Example: "data_mode": ["all"]
summary_mode Configuration¶
- PyTorch, MSAdapter, and MindSpore dynamic graph
The value is of the string type.
The options are as follows:
- md5: The dump output contains the dump.json file that contains the CRC-32 value and API statistics, which is used to verify data integrity.
- statistics: The dump output contains only the dump.json file that contains API statistics. The default value is statistics.
- xor: supported only in the PyTorch scenario. The dump output contains only the XOR check value (labeled as md5), and does not contain the max, min, mean, and L2norm statistics.
Example: "summary_mode": "md5"
- MindSpore Static Graph
The value is of the string or list[str] type.
- L2 (jit_level=O2): In addition to md5 and statistics, the statistical item list can be configured. The optional statistical items are max, min, mean, and l2norm. You can select any combination of them. The results of mean and l2norm are in float format.

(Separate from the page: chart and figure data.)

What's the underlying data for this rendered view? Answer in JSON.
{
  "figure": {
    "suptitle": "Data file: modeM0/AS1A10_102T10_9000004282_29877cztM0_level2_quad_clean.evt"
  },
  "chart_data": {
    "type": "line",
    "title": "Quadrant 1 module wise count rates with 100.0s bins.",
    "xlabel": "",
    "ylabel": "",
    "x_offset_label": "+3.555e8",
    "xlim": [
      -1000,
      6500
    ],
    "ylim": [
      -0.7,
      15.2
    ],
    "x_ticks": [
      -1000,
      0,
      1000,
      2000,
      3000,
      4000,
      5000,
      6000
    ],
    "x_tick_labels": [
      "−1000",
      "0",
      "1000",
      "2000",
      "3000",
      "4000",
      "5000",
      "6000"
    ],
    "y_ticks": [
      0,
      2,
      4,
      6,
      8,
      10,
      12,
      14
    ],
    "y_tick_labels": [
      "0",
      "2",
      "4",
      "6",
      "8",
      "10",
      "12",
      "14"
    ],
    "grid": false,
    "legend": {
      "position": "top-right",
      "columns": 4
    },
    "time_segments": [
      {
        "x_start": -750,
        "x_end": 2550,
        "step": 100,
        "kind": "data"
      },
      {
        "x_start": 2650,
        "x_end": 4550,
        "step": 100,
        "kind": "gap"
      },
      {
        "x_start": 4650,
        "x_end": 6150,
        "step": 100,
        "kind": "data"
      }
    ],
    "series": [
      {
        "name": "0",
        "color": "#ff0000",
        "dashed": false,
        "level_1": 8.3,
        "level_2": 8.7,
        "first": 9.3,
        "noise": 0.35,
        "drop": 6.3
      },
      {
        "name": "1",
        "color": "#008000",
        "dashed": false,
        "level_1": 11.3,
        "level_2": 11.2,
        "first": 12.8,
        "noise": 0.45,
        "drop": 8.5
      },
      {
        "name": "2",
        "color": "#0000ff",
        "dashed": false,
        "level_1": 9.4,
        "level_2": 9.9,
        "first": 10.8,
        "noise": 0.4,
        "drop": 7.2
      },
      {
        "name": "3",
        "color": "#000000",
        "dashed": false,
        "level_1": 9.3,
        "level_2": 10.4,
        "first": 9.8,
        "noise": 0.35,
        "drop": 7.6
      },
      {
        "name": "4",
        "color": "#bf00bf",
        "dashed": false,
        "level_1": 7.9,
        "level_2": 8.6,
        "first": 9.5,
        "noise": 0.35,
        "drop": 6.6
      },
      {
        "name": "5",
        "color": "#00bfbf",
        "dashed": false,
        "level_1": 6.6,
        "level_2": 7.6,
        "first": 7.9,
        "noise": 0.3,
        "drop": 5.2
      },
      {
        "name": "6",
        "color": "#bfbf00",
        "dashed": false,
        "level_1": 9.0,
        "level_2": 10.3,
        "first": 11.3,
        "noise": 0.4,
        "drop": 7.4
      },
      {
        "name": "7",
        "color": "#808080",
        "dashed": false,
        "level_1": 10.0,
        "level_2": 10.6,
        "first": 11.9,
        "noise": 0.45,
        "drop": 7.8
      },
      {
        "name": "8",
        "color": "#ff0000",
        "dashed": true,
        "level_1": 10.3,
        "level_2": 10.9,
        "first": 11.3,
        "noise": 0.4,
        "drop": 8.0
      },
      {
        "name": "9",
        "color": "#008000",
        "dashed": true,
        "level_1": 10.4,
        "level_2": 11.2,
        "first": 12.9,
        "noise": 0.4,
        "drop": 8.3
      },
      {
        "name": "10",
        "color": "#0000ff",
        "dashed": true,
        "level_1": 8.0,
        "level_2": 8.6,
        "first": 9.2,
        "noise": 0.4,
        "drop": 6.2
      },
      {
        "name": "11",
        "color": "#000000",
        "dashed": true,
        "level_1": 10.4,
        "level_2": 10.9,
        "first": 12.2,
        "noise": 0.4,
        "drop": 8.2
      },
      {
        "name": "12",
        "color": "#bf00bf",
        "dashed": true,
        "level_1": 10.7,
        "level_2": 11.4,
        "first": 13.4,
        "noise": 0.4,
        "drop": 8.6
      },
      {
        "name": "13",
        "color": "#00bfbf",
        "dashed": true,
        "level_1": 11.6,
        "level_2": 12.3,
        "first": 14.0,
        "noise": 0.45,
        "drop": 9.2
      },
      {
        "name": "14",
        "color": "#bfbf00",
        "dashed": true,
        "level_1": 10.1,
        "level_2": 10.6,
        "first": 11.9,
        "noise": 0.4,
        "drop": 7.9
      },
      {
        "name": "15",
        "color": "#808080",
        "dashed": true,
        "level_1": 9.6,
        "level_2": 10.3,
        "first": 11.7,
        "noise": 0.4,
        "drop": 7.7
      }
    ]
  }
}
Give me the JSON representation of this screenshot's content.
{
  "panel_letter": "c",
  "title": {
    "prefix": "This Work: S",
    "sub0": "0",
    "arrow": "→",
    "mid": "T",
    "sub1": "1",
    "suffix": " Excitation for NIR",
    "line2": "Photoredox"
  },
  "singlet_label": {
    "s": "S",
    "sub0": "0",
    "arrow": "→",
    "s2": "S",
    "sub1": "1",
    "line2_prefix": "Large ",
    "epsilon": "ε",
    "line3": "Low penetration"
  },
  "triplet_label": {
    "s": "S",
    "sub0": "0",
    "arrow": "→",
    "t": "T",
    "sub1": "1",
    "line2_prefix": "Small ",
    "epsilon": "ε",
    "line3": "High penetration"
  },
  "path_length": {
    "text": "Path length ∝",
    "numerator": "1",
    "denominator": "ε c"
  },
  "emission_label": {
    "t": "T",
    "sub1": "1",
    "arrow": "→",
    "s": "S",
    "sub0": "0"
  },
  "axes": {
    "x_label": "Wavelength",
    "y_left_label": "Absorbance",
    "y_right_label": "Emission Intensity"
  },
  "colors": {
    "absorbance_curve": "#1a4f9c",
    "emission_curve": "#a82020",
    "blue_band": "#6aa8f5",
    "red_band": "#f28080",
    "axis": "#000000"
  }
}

- L2 (jit_level=O0/O1): In addition to md5 and statistics, the statistical item list can be configured. The optional statistical items are max, min, mean, l2norm, count, negative zero count, zero count, positive zero count, nan count, negative inf count, positive inf count, and hash. You can select any combination of them. hash calculates the MD5 value in MindSpore 2.7.0 and earlier versions, and calculates the SHA1 value in later versions.
- L0 (jit_level=O0/O1): Only statistics and any combination of max, min, mean, and l2norm are supported.
Example: "summary_mode": ["max", "min"]
[!NOTE]NOTE
In the PyTorch, MSAdapter, and MindSpore dynamic graph scenarios, when summary_mode is set to md5, the CRC-32 algorithm is used. In the MindSpore static graph scenario, when summary_mode is set to md5, the MD5 algorithm is used.